Baker and colleagues[1] conducted a retrospective analysis of 121 patients who were treated with one or the other option from 2001 to 2014. Their follow-up is relatively short—only about 5-6 years—and their analysis only looks at biochemical disease-free survival, both of which are problems. The interesting thing about this study is that we can make some assessment about the relative advantages or disadvantages of these two approaches.

Let me first comment on some of the deficiencies of the study: It's retrospective; the sample size is small; and radiation varied in some ways, with patients receiving 75 Gy to 77 Gy of standard radiation or 70 Gy of hypofractionated radiation therapy. Also, the specific ADT regimen was not clearly defined, and 97% of the patients received ADT for 24 months, even though we know that the best results occur with 28-36 months of therapy.[2,3] On the surgery side, not all of the men had lymph node dissections; of those who did, 18% had a positive lymph node result. When it's all analyzed, we have to say that these results may not be exactly comparable.

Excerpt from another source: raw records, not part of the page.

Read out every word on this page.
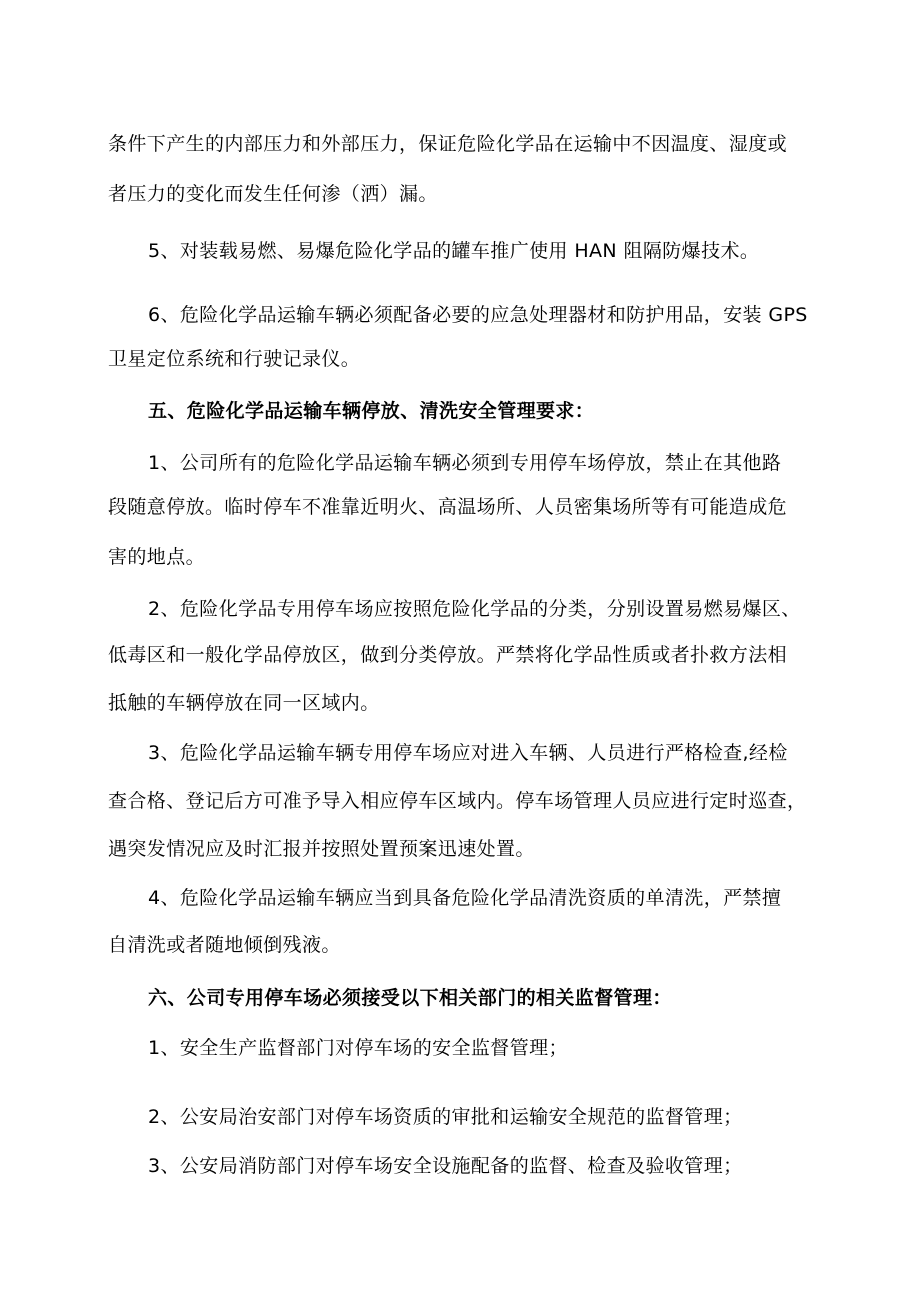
条件下产生的内部压力和外部压力，保证危险化学品在运输中不因温度、湿度或
者压力的变化而发生任何渗（洒）漏。
5、对装载易燃、易爆危险化学品的罐车推广使用 HAN 阻隔防爆技术。
6、危险化学品运输车辆必须配备必要的应急处理器材和防护用品，安装 GPS
卫星定位系统和行驶记录仪。
五、危险化学品运输车辆停放、清洗安全管理要求：
1、公司所有的危险化学品运输车辆必须到专用停车场停放，禁止在其他路
段随意停放。临时停车不准靠近明火、高温场所、人员密集场所等有可能造成危
害的地点。
2、危险化学品专用停车场应按照危险化学品的分类，分别设置易燃易爆区、
低毒区和一般化学品停放区，做到分类停放。严禁将化学品性质或者扑救方法相
抵触的车辆停放在同一区域内。
3、危险化学品运输车辆专用停车场应对进入车辆、人员进行严格检查,经检
查合格、登记后方可准予导入相应停车区域内。停车场管理人员应进行定时巡查，
遇突发情况应及时汇报并按照处置预案迅速处置。
4、危险化学品运输车辆应当到具备危险化学品清洗资质的单清洗，严禁擅
自清洗或者随地倾倒残液。
六、公司专用停车场必须接受以下相关部门的相关监督管理：
1、安全生产监督部门对停车场的安全监督管理；
2、公安局治安部门对停车场资质的审批和运输安全规范的监督管理；
3、公安局消防部门对停车场安全设施配备的监督、检查及验收管理；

Nevertheless, there are certain things to take away from this analysis. Of the patients who ended up getting surgery, two thirds needed external radiation either as salvage or adjuvant therapy, and a significantly higher proportion of patients needed long-term ADT. One of the takeaways from this is that men who have a prostatectomy are more likely to need combination therapy compared with men who simply start off by getting radiation plus ADT. Another problem is that if you start off with surgery, you have a higher likelihood of getting metastatic disease, even at the 5-year mark.

It really doesn't seem that surgery as a first option for men with high-risk disease makes a lot of sense, because only a small fraction of them will end up being treated with surgery alone. So, to start off and get surgery followed by radiation—which is likely to have a higher risk for side effects and higher risk for metastatic disease—doesn't seem to make a lot of sense.

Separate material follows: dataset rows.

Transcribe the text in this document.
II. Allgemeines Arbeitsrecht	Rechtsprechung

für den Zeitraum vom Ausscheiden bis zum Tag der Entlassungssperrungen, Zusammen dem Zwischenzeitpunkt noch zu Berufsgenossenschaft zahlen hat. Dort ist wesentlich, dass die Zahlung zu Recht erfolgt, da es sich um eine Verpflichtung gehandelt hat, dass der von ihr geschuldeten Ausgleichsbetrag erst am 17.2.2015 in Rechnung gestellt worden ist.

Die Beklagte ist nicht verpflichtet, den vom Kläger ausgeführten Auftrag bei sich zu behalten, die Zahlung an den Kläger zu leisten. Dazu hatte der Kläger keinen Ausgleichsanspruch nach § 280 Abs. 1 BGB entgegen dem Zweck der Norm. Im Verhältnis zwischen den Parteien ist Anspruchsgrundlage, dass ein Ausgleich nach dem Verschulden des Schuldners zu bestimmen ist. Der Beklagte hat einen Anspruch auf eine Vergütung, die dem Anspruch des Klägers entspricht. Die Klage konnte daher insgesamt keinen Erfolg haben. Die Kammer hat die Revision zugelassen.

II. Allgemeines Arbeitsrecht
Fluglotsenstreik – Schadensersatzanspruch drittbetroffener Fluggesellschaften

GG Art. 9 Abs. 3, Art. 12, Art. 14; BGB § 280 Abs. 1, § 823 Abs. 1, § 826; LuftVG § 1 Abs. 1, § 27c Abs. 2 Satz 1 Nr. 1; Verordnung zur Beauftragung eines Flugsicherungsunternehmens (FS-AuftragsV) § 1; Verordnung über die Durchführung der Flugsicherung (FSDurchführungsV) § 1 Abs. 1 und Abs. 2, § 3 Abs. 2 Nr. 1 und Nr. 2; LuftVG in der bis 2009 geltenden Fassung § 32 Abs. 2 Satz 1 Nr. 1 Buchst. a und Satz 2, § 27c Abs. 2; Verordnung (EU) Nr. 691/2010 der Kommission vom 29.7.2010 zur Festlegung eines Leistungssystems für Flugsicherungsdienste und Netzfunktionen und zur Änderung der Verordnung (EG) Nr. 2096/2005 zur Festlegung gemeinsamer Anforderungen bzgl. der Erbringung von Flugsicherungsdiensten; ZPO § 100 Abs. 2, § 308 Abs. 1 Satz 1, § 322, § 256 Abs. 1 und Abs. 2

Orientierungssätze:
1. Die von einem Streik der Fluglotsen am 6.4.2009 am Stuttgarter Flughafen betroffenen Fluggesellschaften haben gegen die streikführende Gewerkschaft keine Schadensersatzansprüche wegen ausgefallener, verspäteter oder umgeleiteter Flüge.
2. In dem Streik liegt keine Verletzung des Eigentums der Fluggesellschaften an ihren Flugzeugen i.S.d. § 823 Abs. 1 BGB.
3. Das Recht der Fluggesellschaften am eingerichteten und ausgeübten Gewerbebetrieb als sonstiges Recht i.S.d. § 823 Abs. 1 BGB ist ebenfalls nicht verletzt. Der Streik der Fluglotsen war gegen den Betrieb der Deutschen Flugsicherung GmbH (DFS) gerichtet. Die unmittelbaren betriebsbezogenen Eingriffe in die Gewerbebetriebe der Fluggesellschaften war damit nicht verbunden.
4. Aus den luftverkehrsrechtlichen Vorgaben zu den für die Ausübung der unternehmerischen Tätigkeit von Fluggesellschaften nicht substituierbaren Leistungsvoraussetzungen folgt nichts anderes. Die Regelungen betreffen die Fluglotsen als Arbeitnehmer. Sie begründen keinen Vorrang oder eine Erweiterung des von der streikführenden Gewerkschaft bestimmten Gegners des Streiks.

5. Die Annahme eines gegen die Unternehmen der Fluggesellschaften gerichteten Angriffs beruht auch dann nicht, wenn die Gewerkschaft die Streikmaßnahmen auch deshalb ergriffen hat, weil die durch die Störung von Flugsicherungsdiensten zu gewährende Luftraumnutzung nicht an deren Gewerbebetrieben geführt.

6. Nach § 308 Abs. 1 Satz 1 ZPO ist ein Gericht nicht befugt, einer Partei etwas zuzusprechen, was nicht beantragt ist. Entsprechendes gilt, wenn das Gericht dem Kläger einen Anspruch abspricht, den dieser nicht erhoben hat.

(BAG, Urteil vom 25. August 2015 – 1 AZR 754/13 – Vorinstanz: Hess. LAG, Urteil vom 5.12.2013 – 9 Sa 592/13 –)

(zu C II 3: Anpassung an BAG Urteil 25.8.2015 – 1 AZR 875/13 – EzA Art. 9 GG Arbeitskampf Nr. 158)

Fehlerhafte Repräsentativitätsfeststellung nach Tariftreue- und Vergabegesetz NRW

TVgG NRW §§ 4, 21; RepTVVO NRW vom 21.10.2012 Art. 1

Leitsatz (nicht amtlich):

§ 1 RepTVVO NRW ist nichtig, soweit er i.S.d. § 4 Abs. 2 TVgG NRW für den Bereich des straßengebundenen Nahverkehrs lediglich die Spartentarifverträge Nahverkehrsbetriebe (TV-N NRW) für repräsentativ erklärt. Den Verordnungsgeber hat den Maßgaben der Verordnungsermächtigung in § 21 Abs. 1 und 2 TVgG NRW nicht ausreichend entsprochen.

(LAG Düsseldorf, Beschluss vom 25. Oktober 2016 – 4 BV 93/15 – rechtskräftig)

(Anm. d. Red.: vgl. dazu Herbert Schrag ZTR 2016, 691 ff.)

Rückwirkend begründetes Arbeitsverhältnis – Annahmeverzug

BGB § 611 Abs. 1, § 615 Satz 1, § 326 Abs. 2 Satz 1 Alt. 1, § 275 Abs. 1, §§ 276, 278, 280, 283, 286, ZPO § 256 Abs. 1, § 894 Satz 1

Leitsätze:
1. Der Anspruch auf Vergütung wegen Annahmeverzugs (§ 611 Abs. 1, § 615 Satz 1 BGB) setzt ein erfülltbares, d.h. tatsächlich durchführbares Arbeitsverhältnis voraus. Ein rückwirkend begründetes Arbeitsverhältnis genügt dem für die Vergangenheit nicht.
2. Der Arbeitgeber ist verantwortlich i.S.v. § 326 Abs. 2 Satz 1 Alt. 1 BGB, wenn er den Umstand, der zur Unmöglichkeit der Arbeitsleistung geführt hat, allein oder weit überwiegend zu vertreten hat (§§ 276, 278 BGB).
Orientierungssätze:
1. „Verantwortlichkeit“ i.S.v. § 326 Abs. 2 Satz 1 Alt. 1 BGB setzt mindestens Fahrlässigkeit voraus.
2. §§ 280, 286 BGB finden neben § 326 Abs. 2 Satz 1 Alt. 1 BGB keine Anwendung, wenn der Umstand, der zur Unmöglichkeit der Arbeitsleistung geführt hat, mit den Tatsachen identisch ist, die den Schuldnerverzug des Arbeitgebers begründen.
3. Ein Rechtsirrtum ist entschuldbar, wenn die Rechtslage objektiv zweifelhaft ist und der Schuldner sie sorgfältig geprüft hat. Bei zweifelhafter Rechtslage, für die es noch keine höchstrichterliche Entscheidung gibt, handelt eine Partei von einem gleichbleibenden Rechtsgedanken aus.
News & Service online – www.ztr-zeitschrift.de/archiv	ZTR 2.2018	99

I think that surgeons are going to have to accept that their likelihood of curing men with surgery alone for high-risk disease is not as good as it is with radiation plus ADT. Radiation plus ADT is more likely to offer finite treatment as opposed to surgery, which might require long-term ADT.

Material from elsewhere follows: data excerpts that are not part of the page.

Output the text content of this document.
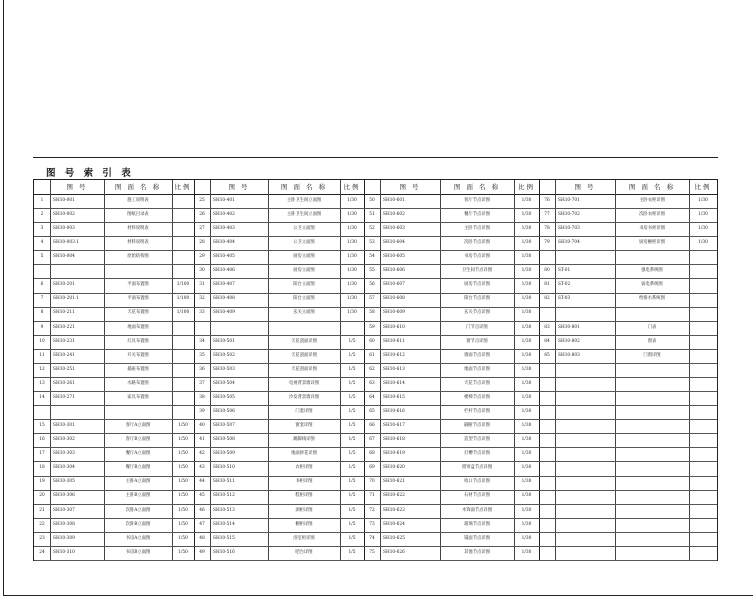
图 号 索 引 表
图 号	图 面 名 称	比例
1	SH10-001	施工说明表
2	SH10-002	图纸目录表
3	SH10-003	材料说明表
4	SH10-003.1	材料说明表
5	SH10-004	原始结构图
6	SH10-201	平面布置图	1/100
7	SH10-201.1	平面布置图	1/100
8	SH10-211	天花布置图	1/100
9	SH10-221	地面布置图
10	SH10-231	灯具布置图
11	SH10-241	开关布置图
12	SH10-251	插座布置图
13	SH10-261	水路布置图
14	SH10-271	家具布置图
15	SH10-301	客厅A立面图	1/50
16	SH10-302	客厅B立面图	1/50
17	SH10-303	餐厅A立面图	1/50
18	SH10-304	餐厅B立面图	1/50
19	SH10-305	主卧A立面图	1/50
20	SH10-306	主卧B立面图	1/50
21	SH10-307	次卧A立面图	1/50
22	SH10-308	次卧B立面图	1/50
23	SH10-309	书房A立面图	1/50
24	SH10-310	书房B立面图	1/50
图 号	图 面 名 称	比例
25	SH10-401	主卧卫生间立面图	1/30
26	SH10-402	主卧卫生间立面图	1/30
27	SH10-403	公卫立面图	1/30
28	SH10-404	公卫立面图	1/30
29	SH10-405	厨房立面图	1/30
30	SH10-406	厨房立面图	1/30
31	SH10-407	阳台立面图	1/30
32	SH10-408	阳台立面图	1/30
33	SH10-409	玄关立面图	1/30
34	SH10-501	天花剖面详图	1/5
35	SH10-502	天花剖面详图	1/5
36	SH10-503	天花剖面详图	1/5
37	SH10-504	电视背景墙详图	1/5
38	SH10-505	沙发背景墙详图	1/5
39	SH10-506	门套详图	1/5
40	SH10-507	窗套详图	1/5
41	SH10-508	踢脚线详图	1/5
42	SH10-509	地面拼花详图	1/5
43	SH10-510	衣柜详图	1/5
44	SH10-511	书柜详图	1/5
45	SH10-512	鞋柜详图	1/5
46	SH10-513	酒柜详图	1/5
47	SH10-514	橱柜详图	1/5
48	SH10-515	浴室柜详图	1/5
49	SH10-516	吧台详图	1/5
图 号	图 面 名 称	比例
50	SH10-601	客厅节点详图	1/30
51	SH10-602	餐厅节点详图	1/30
52	SH10-603	主卧节点详图	1/30
53	SH10-604	次卧节点详图	1/30
54	SH10-605	书房节点详图	1/30
55	SH10-606	卫生间节点详图	1/30
56	SH10-607	厨房节点详图	1/30
57	SH10-608	阳台节点详图	1/30
58	SH10-609	玄关节点详图	1/30
59	SH10-610	门节点详图	1/30
60	SH10-611	窗节点详图	1/30
61	SH10-612	墙面节点详图	1/30
62	SH10-613	地面节点详图	1/30
63	SH10-614	天花节点详图	1/30
64	SH10-615	楼梯节点详图	1/30
65	SH10-616	栏杆节点详图	1/30
66	SH10-617	隔断节点详图	1/30
67	SH10-618	造型节点详图	1/30
68	SH10-619	灯槽节点详图	1/30
69	SH10-620	窗帘盒节点详图	1/30
70	SH10-621	收口节点详图	1/30
71	SH10-622	石材节点详图	1/30
72	SH10-623	木饰面节点详图	1/30
73	SH10-624	玻璃节点详图	1/30
74	SH10-625	镜面节点详图	1/30
75	SH10-626	其他节点详图	1/30
图 号	图 面 名 称	比例
76	SH10-701	主卧衣柜详图	1/30
77	SH10-702	次卧衣柜详图	1/30
78	SH10-703	书房书柜详图	1/30
79	SH10-704	厨房橱柜详图	1/30
80	ST-01	强电系统图
81	ST-02	弱电系统图
82	ST-03	给排水系统图
83	SH10-801	门表
84	SH10-802	窗表
85	SH10-803	门窗详图
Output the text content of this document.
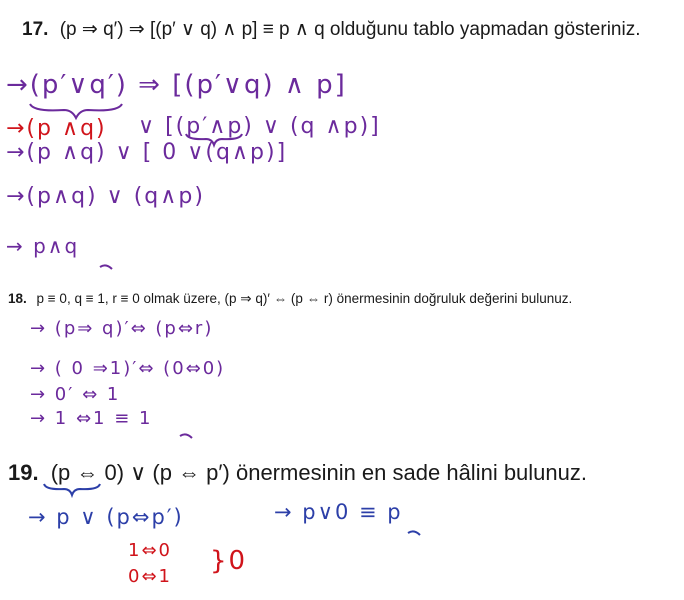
17. (p ⇒ q′) ⇒ [(p′ ∨ q) ∧ p] ≡ p ∧ q olduğunu tablo yapmadan gösteriniz.
→(p′∨q′) ⇒ [(p′∨q) ∧ p]
→(p ∧q) ∨ [(p′∧p) ∨ (q ∧p)]
→(p ∧q) ∨ [ 0 ∨(q∧p)]
→(p∧q) ∨ (q∧p)
→ p∧q
18. p ≡ 0, q ≡ 1, r ≡ 0 olmak üzere, (p ⇒ q)′ ⇔ (p ⇔ r) önermesinin doğruluk değerini bulunuz.
→ (p⇒ q)′⇔ (p⇔r)
→ ( 0 ⇒1)′⇔ (0⇔0)
→ 0′ ⇔ 1
→ 1 ⇔1 ≡ 1
19. (p ⇔ 0) ∨ (p ⇔ p′) önermesinin en sade hâlini bulunuz.
→ p ∨ (p⇔p′)	→ p∨0 ≡ p
1⇔0
0⇔1
}0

Although this was not a randomized controlled trial—and a randomized controlled trial clearly would be necessary to answer the question of surgery vs radiation plus ADT in these patients—this study still provides important information that allows us to determine that surgery as the start of treatment for high-risk disease has more disadvantages than starting with radiation therapy plus ADT for a defined amount of time.

I look forward to your comments. Thank you.